Dick Capp

No. 88, 67
- Position: Linebacker / tight end

Personal information
- Born: April 9, 1942 (age 84) Portland, Maine, U.S.
- Listed height: 6 ft 4 in (1.93 m)
- Listed weight: 240 lb (109 kg)

Career information
- High school: Portland (ME) Deering
- College: Boston College
- AFL draft: 1966: 17th round, 147th overall pick

Career history
- Boston Patriots (1966)*; → Lowell Giants (1966); Green Bay Packers (1967); St. Louis Cardinals (1968)*; Pittsburgh Steelers (1968);
- * Offseason and/or practice squad member only

Awards and highlights
- NFL champion (1967); Super Bowl champion (II);

Career statistics
- Games played: 16
- Stats at Pro Football Reference

= Dick Capp =

American football player (born 1942)

Richard Francis Capp (born April 9, 1942) is an American former professional football player who was a linebacker and tight end. From Portland, Maine, he played college football for the Boston College Eagles and was selected by the Boston Patriots in the 17th round of the 1966 American Football League draft. After a season with the Patriots' taxi squad and playing with the minor league Lowell Giants, he was signed by the Green Bay Packers in 1967. He appeared in two regular season games for the Packers and was later activated for Super Bowl II, where he recovered a fumble in the Packers' win. He later was a member of the St. Louis Cardinals and concluded his career with the Pittsburgh Steelers.

==Early life==
Capp was born on April 9, 1942, in Portland, Maine. He attended Deering High School in Portland where he competed in football, baseball, basketball and track and field. He was an All-Maine selection at end in football and helped Deering win the 1959 state championship, their first. In high school, Capp was "tall and lean", standing at 6 ft 3 in while weighing 170 lb. After attending Deering, Capp spent a post-graduate year at Worcester Academy in Massachusetts before enrolling at Boston College to play basketball for the Boston College Eagles, having no intention of playing football there.
==College career==
Capp attended Boston College from 1962 to 1965. He did not play football in his first year and instead played basketball. In a summer spent at his parents' house, he began lifting weights and "drank milkshakes loaded with half a dozen raw eggs"; according to the Portland Press Herald, "Fifty pounds later, bony and lanky became a rock-solid 6 ft 4 in, 255 lb". During a basketball practice, Capp was noticed by the football team's coach and invited to join. Capp made the team at end in 1963 and then was shifted to start at right tackle due to injuries. Later on, he was moved to playing defensive end for Boston College, then finally to linebacker. As a senior in 1965, he was described as one of Boston College's "defensive stars". Capp also spent two years on the varsity basketball team for the Eagles.
==Professional career==
Capp was selected by the Boston Patriots in the 17th round (147th overall) of the 1966 American Football League draft. He signed with the Patriots in June 1966. Prior to the season, he trained for two weeks in the United States Army Reserve, which left him "ill-prepared for football". In preseason, he was "manhandled" by lineman Art Shell, and afterwards, he was one of the team's last roster cuts. He subsequently joined the team's taxi squad and was sent to the Lowell Giants of the minor Atlantic Coast Football League (ACFL). During the 1966 ACFL season, he "played brilliantly" for Lowell and scored one touchdown on an interception return.

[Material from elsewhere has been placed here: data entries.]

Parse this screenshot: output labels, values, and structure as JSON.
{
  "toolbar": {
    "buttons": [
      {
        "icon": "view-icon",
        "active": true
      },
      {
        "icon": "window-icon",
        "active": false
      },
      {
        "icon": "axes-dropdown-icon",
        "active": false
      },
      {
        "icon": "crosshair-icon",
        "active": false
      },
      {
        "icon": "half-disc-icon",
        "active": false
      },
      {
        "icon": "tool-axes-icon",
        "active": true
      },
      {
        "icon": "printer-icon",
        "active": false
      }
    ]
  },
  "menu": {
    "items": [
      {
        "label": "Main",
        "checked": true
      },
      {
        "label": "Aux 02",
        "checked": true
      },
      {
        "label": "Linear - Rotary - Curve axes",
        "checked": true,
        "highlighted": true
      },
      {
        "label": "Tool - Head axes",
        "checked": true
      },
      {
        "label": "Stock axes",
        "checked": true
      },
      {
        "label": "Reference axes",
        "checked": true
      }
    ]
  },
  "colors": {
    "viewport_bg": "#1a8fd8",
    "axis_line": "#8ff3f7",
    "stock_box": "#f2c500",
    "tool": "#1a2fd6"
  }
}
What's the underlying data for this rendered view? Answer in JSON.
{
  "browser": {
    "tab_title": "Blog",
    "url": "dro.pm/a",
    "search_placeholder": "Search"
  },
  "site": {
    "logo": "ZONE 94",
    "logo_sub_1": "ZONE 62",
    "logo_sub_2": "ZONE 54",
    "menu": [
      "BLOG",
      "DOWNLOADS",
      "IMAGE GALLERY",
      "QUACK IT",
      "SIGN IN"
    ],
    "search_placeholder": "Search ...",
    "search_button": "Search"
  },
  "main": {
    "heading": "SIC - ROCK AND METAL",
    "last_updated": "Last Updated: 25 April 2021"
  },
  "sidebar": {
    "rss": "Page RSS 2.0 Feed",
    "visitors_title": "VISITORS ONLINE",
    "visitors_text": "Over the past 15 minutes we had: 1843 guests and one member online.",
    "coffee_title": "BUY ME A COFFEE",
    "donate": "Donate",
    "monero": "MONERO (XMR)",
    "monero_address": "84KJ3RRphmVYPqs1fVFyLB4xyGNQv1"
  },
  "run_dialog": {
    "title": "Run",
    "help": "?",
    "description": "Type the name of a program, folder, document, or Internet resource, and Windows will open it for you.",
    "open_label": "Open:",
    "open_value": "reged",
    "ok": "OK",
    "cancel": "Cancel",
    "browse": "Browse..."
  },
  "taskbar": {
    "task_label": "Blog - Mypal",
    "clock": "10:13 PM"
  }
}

Green Bay Packers head coach Vince Lombardi was interested in a kicker who played for the Giants and while watching film, became interested in Capp as well, saying to "Bring that kid playing linebacker". He was brought to the Packers' camp and after impressing there, was signed for the 1967 season as a linebacker and tight end. He then joined the team after completing two weeks of military service. Capp recalled that Lombardi "just liked guys that would run down the field, hit somebody and add to the special teams. That was something I could do". He ended up making the final roster for the Packers. After being active for the first two games, he was placed on the taxi squad after the return of an injured Willie Davis.

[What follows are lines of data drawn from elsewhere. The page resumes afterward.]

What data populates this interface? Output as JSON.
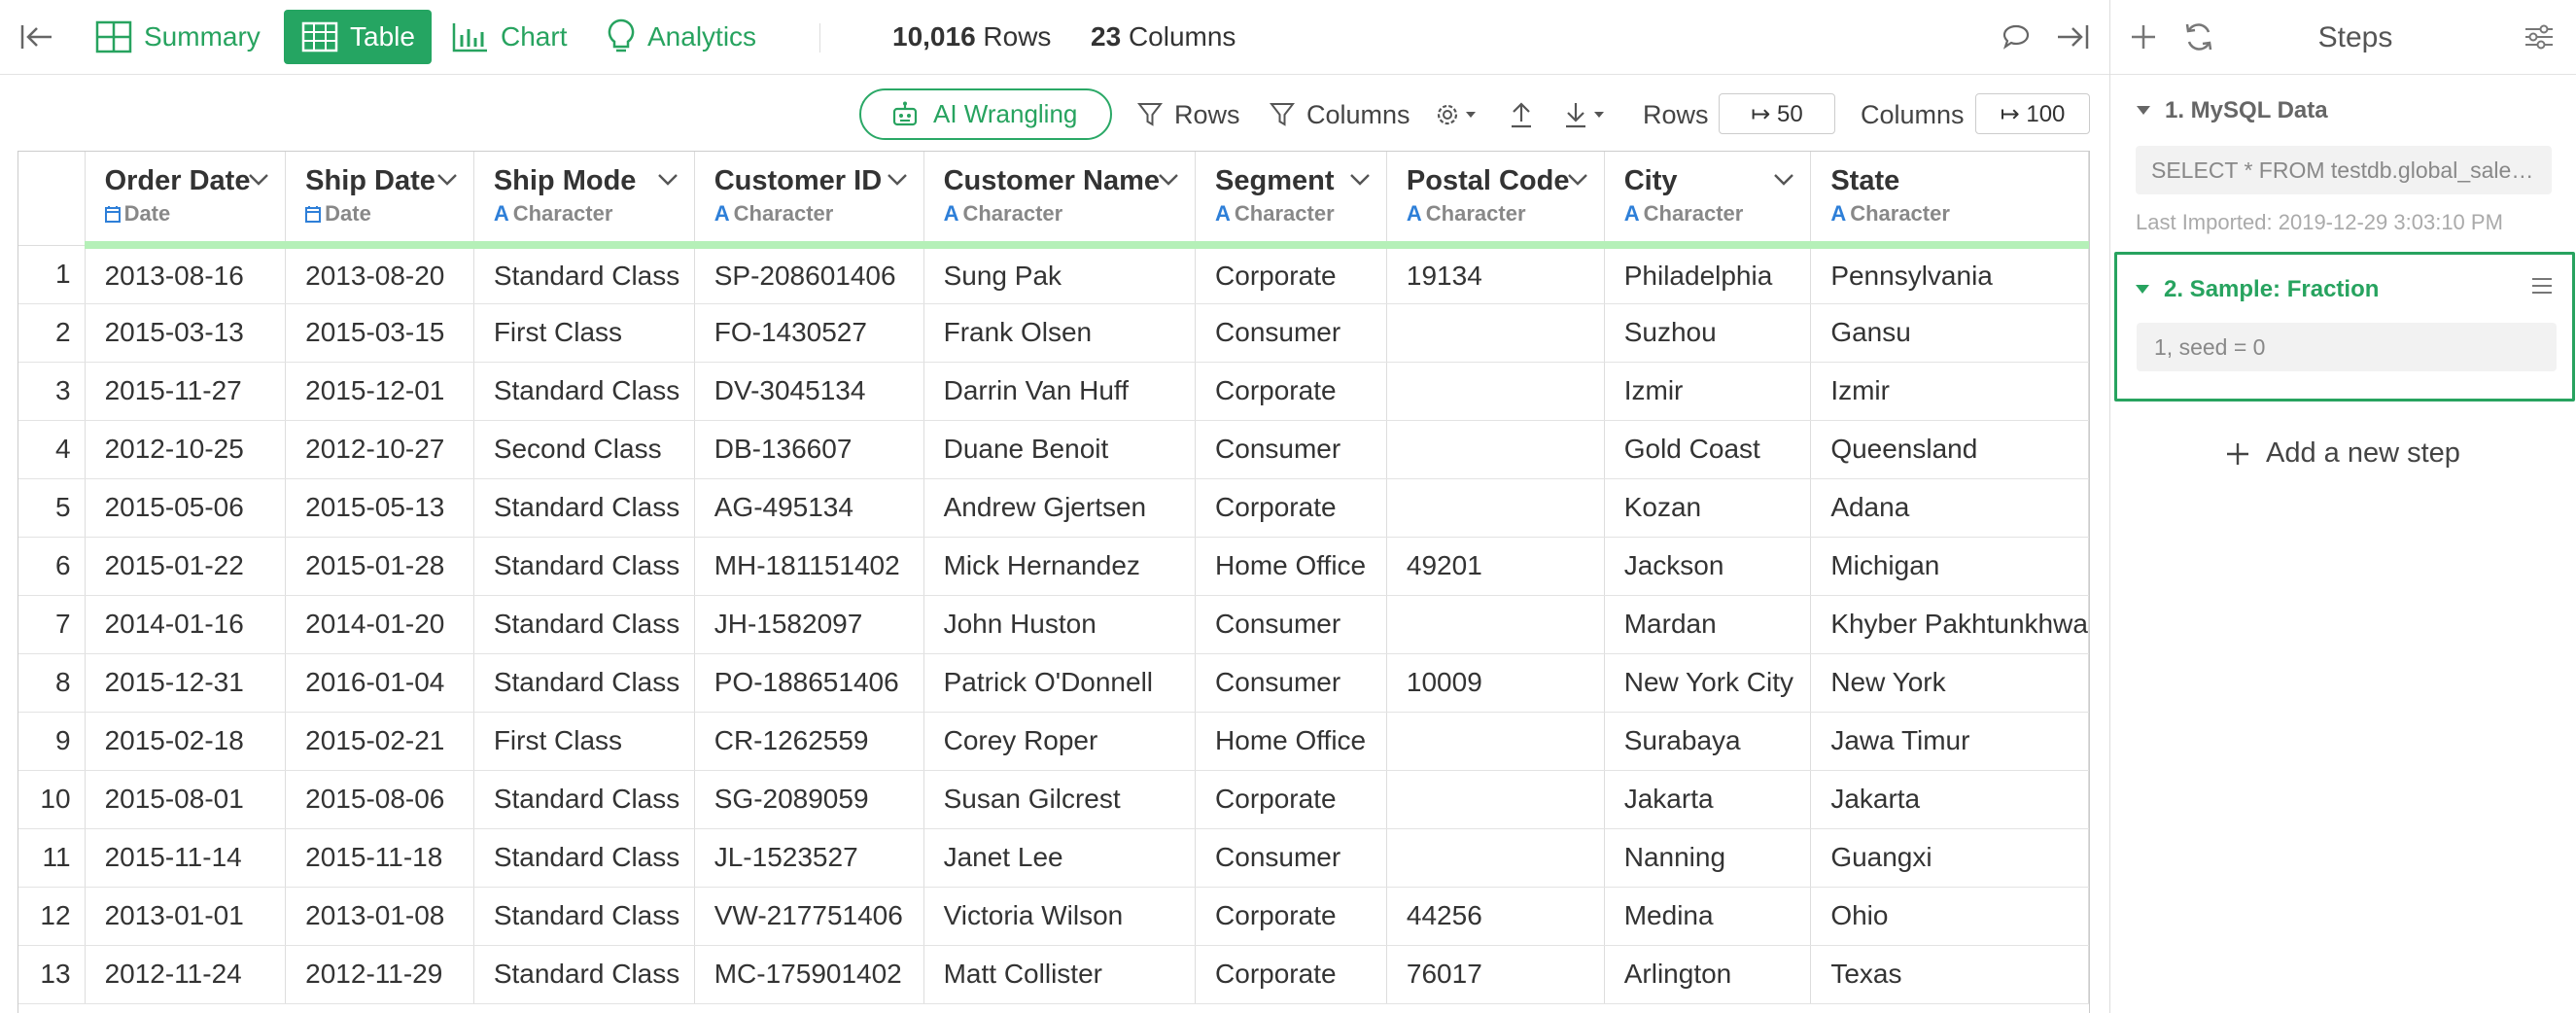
{
  "header": {
    "tabs": [
      {
        "label": "Summary"
      },
      {
        "label": "Table"
      },
      {
        "label": "Chart"
      },
      {
        "label": "Analytics"
      }
    ],
    "row_count": "10,016",
    "row_word": "Rows",
    "col_count": "23",
    "col_word": "Columns"
  },
  "toolbar": {
    "ai_label": "AI Wrangling",
    "rows_filter": "Rows",
    "cols_filter": "Columns",
    "rows_label": "Rows",
    "rows_value": "↦ 50",
    "cols_label": "Columns",
    "cols_value": "↦ 100"
  },
  "columns": [
    {
      "name": "Order Date",
      "type": "Date",
      "type_icon": "calendar-icon"
    },
    {
      "name": "Ship Date",
      "type": "Date",
      "type_icon": "calendar-icon"
    },
    {
      "name": "Ship Mode",
      "type": "Character",
      "type_icon": "character-icon"
    },
    {
      "name": "Customer ID",
      "type": "Character",
      "type_icon": "character-icon"
    },
    {
      "name": "Customer Name",
      "type": "Character",
      "type_icon": "character-icon"
    },
    {
      "name": "Segment",
      "type": "Character",
      "type_icon": "character-icon"
    },
    {
      "name": "Postal Code",
      "type": "Character",
      "type_icon": "character-icon"
    },
    {
      "name": "City",
      "type": "Character",
      "type_icon": "character-icon"
    },
    {
      "name": "State",
      "type": "Character",
      "type_icon": "character-icon"
    }
  ],
  "rows": [
    [
      "1",
      "2013-08-16",
      "2013-08-20",
      "Standard Class",
      "SP-208601406",
      "Sung Pak",
      "Corporate",
      "19134",
      "Philadelphia",
      "Pennsylvania"
    ],
    [
      "2",
      "2015-03-13",
      "2015-03-15",
      "First Class",
      "FO-1430527",
      "Frank Olsen",
      "Consumer",
      "",
      "Suzhou",
      "Gansu"
    ],
    [
      "3",
      "2015-11-27",
      "2015-12-01",
      "Standard Class",
      "DV-3045134",
      "Darrin Van Huff",
      "Corporate",
      "",
      "Izmir",
      "Izmir"
    ],
    [
      "4",
      "2012-10-25",
      "2012-10-27",
      "Second Class",
      "DB-136607",
      "Duane Benoit",
      "Consumer",
      "",
      "Gold Coast",
      "Queensland"
    ],
    [
      "5",
      "2015-05-06",
      "2015-05-13",
      "Standard Class",
      "AG-495134",
      "Andrew Gjertsen",
      "Corporate",
      "",
      "Kozan",
      "Adana"
    ],
    [
      "6",
      "2015-01-22",
      "2015-01-28",
      "Standard Class",
      "MH-181151402",
      "Mick Hernandez",
      "Home Office",
      "49201",
      "Jackson",
      "Michigan"
    ],
    [
      "7",
      "2014-01-16",
      "2014-01-20",
      "Standard Class",
      "JH-1582097",
      "John Huston",
      "Consumer",
      "",
      "Mardan",
      "Khyber Pakhtunkhwa"
    ],
    [
      "8",
      "2015-12-31",
      "2016-01-04",
      "Standard Class",
      "PO-188651406",
      "Patrick O'Donnell",
      "Consumer",
      "10009",
      "New York City",
      "New York"
    ],
    [
      "9",
      "2015-02-18",
      "2015-02-21",
      "First Class",
      "CR-1262559",
      "Corey Roper",
      "Home Office",
      "",
      "Surabaya",
      "Jawa Timur"
    ],
    [
      "10",
      "2015-08-01",
      "2015-08-06",
      "Standard Class",
      "SG-2089059",
      "Susan Gilcrest",
      "Corporate",
      "",
      "Jakarta",
      "Jakarta"
    ],
    [
      "11",
      "2015-11-14",
      "2015-11-18",
      "Standard Class",
      "JL-1523527",
      "Janet Lee",
      "Consumer",
      "",
      "Nanning",
      "Guangxi"
    ],
    [
      "12",
      "2013-01-01",
      "2013-01-08",
      "Standard Class",
      "VW-217751406",
      "Victoria Wilson",
      "Corporate",
      "44256",
      "Medina",
      "Ohio"
    ],
    [
      "13",
      "2012-11-24",
      "2012-11-29",
      "Standard Class",
      "MC-175901402",
      "Matt Collister",
      "Corporate",
      "76017",
      "Arlington",
      "Texas"
    ]
  ],
  "steps": {
    "title": "Steps",
    "step1_title": "1. MySQL Data",
    "step1_query": "SELECT * FROM testdb.global_sales_data",
    "step1_time": "Last Imported: 2019-12-29 3:03:10 PM",
    "step2_title": "2. Sample: Fraction",
    "step2_body": "1, seed = 0",
    "add_step": "Add a new step"
  },
  "colors": {
    "accent": "#25a562",
    "header_underline": "#b5f0b8",
    "type_icon": "#2e7fd8"
  }
}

According to the Press Herald, "Capp spent the rest of the season working in practice and wearing a headset on the sideline during games, relaying messages from defensive assistants in the press box to the defensive coordinator on the field". He held this role during the 1967 NFL Championship Game, otherwise known as the "Ice Bowl" for its temperature of negative 13 °F. He recalled that "I had to stand there. It would've been better to play. It's the closest I've ever been in my life ... [to] quitting". The next week, he was activated by the Packers for Super Bowl II against the Oakland Raiders. With the Packers winning 13–7 in the second quarter, Capp made a key play that contributed to their victory. A punt to Raider Rodger Bird was muffed and Capp recovered, allowing the Packers to retain possession and later increase their lead; they ended up winning by a score of 33–14. By participating, Capp became the only person from Maine ever to play in the Super Bowl, a distinction he still held by 2016.

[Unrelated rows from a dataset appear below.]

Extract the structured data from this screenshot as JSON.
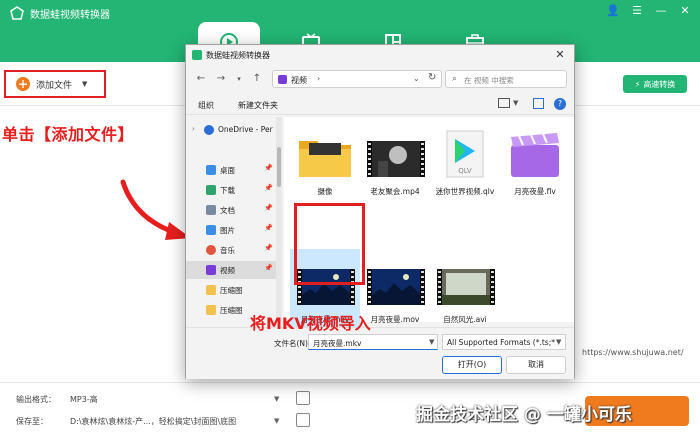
{
  "app": {
    "title": "数据蛙视频转换器",
    "add_file_label": "添加文件",
    "fast_convert_label": "高速转换",
    "output_format_label": "输出格式：",
    "output_format_value": "MP3-高",
    "save_to_label": "保存至：",
    "save_to_value": "D:\\袁林炫\\袁林炫-产...，轻松搞定\\封面图\\底图",
    "brand_color": "#22b573",
    "accent_color": "#f07a1e"
  },
  "annotations": {
    "click_text": "单击【添加文件】",
    "import_text": "将MKV视频导入",
    "color": "#e61e1e"
  },
  "watermarks": {
    "juejin": "掘金技术社区 @ 一罐小可乐",
    "site": "https://www.shujuwa.net/"
  },
  "dialog": {
    "title": "数据蛙视频转换器",
    "address_path": "视频",
    "search_placeholder": "在 视频 中搜索",
    "organize_label": "组织",
    "new_folder_label": "新建文件夹",
    "nav_items": [
      {
        "label": "OneDrive - Per",
        "icon": "cloud-icon",
        "color": "#2a6fd6"
      },
      {
        "label": "桌面",
        "icon": "desktop-icon",
        "color": "#3a8ee6"
      },
      {
        "label": "下载",
        "icon": "download-icon",
        "color": "#2fa36b"
      },
      {
        "label": "文档",
        "icon": "documents-icon",
        "color": "#7a8aa0"
      },
      {
        "label": "图片",
        "icon": "pictures-icon",
        "color": "#3a8ee6"
      },
      {
        "label": "音乐",
        "icon": "music-icon",
        "color": "#e2553c"
      },
      {
        "label": "视频",
        "icon": "videos-icon",
        "color": "#7a3cd6"
      },
      {
        "label": "压缩图",
        "icon": "folder-icon",
        "color": "#f2c14e"
      },
      {
        "label": "压缩图",
        "icon": "folder-icon",
        "color": "#f2c14e"
      }
    ],
    "files": [
      {
        "name": "摄像",
        "kind": "folder"
      },
      {
        "name": "老友聚会.mp4",
        "kind": "video"
      },
      {
        "name": "迷你世界视频.qlv",
        "kind": "qlv"
      },
      {
        "name": "月亮夜曼.flv",
        "kind": "clapper"
      },
      {
        "name": "月亮夜曼.mkv",
        "kind": "video"
      },
      {
        "name": "月亮夜曼.mov",
        "kind": "video"
      },
      {
        "name": "自然风光.avi",
        "kind": "video"
      }
    ],
    "filename_label": "文件名(N):",
    "filename_value": "月亮夜曼.mkv",
    "format_value": "All Supported Formats (*.ts;*",
    "open_label": "打开(O)",
    "cancel_label": "取消",
    "close_glyph": "✕"
  }
}
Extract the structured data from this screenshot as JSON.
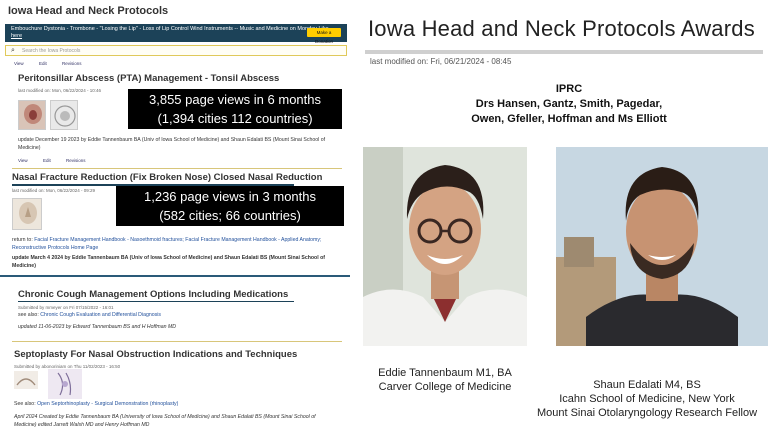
{
  "collage": {
    "site_title": "Iowa Head and Neck Protocols",
    "banner_text": "Embouchure Dystonia - Trombone - \"Losing the Lip\" - Loss of Lip Control Wind Instruments -- Music and Medicine on Monday",
    "banner_link": "Like here",
    "banner_button": "Make a Donation",
    "search_placeholder": "Search the Iowa Protocols",
    "sections": [
      {
        "title": "Peritonsillar Abscess (PTA) Management - Tonsil Abscess",
        "modified": "last modified on: Mon, 06/22/2024 - 10:46",
        "views_line1": "3,855 page views in 6 months",
        "views_line2": "(1,394 cities 112 countries)",
        "update": "update December 19 2023 by Eddie Tannenbaum BA  (Univ of Iowa School of Medicine) and Shaun Edalati BS (Mount Sinai School of Medicine)",
        "tabs": [
          "View",
          "Edit",
          "Revisions"
        ]
      },
      {
        "title": "Nasal Fracture Reduction (Fix Broken Nose) Closed Nasal Reduction",
        "modified": "last modified on: Mon, 06/22/2024 - 09:29",
        "views_line1": "1,236 page views in 3 months",
        "views_line2": "(582 cities; 66 countries)",
        "return_label": "return to:",
        "return_links": "Facial Fracture Management Handbook - Nasoethmoid fractures; Facial Fracture Management Handbook - Applied Anatomy; Reconstructive Protocols Home Page",
        "update": "update March 4 2024 by Eddie Tannenbaum BA  (Univ of Iowa School of Medicine) and Shaun Edalati BS (Mount Sinai School of Medicine)"
      },
      {
        "title": "Chronic Cough Management Options Including Medications",
        "submitted": "Submitted by mmeyer on Fri 07/15/2022 - 16:01",
        "see_also_label": "see also:",
        "see_also_link": "Chronic Cough Evaluation and Differential Diagnosis",
        "update": "updated 11-06-2023 by Edward Tannenbaum BS and H Hoffman MD"
      },
      {
        "title": "Septoplasty For Nasal Obstruction Indications and Techniques",
        "submitted": "Submitted by abonoriniam on Thu 11/02/2023 - 16:50",
        "see_also_label": "See also:",
        "see_also_link": "Open Septorhinoplasty - Surgical Demonstration (rhinoplasty)",
        "update": "April 2024 Created by Eddie Tannenbaum BA (University of Iowa School of Medicine) and Shaun Edalati BS (Mount Sinai School of Medicine) edited Jarrett Walsh MD and Henry  Hoffman MD"
      }
    ]
  },
  "awards": {
    "title": "Iowa Head and Neck Protocols Awards",
    "modified": "last modified on: Fri, 06/21/2024 - 08:45",
    "iprc_line1": "IPRC",
    "iprc_line2": "Drs Hansen,  Gantz,  Smith,  Pagedar,",
    "iprc_line3": "Owen,  Gfeller,  Hoffman and Ms Elliott",
    "person1_line1": "Eddie Tannenbaum M1, BA",
    "person1_line2": "Carver College of Medicine",
    "person2_line1": "Shaun Edalati M4, BS",
    "person2_line2": "Icahn School of Medicine, New York",
    "person2_line3": "Mount Sinai Otolaryngology Research Fellow"
  },
  "colors": {
    "banner": "#1c4258",
    "donate": "#ffcd00",
    "views_box": "#000000"
  }
}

Prior to the 1968 season, Capp was traded by the Packers to the St. Louis Cardinals. Then, at the start of the season, he was traded from the Cardinals to the Pittsburgh Steelers. He appeared in all 14 games for the Steelers during the 1968 season as a linebacker. He was waived by the Steelers in July 1969. He did not play for any other team in his career, finishing with 16 games played.

==Later life==
Capp married and had several children. After playing for the Steelers, he began working for Procter & Gamble. He later moved with his family to St. Louis, Missouri, then to Dallas, Texas, and later to Cary, North Carolina. In Cary, he ran a business that distributed cleaning detergent.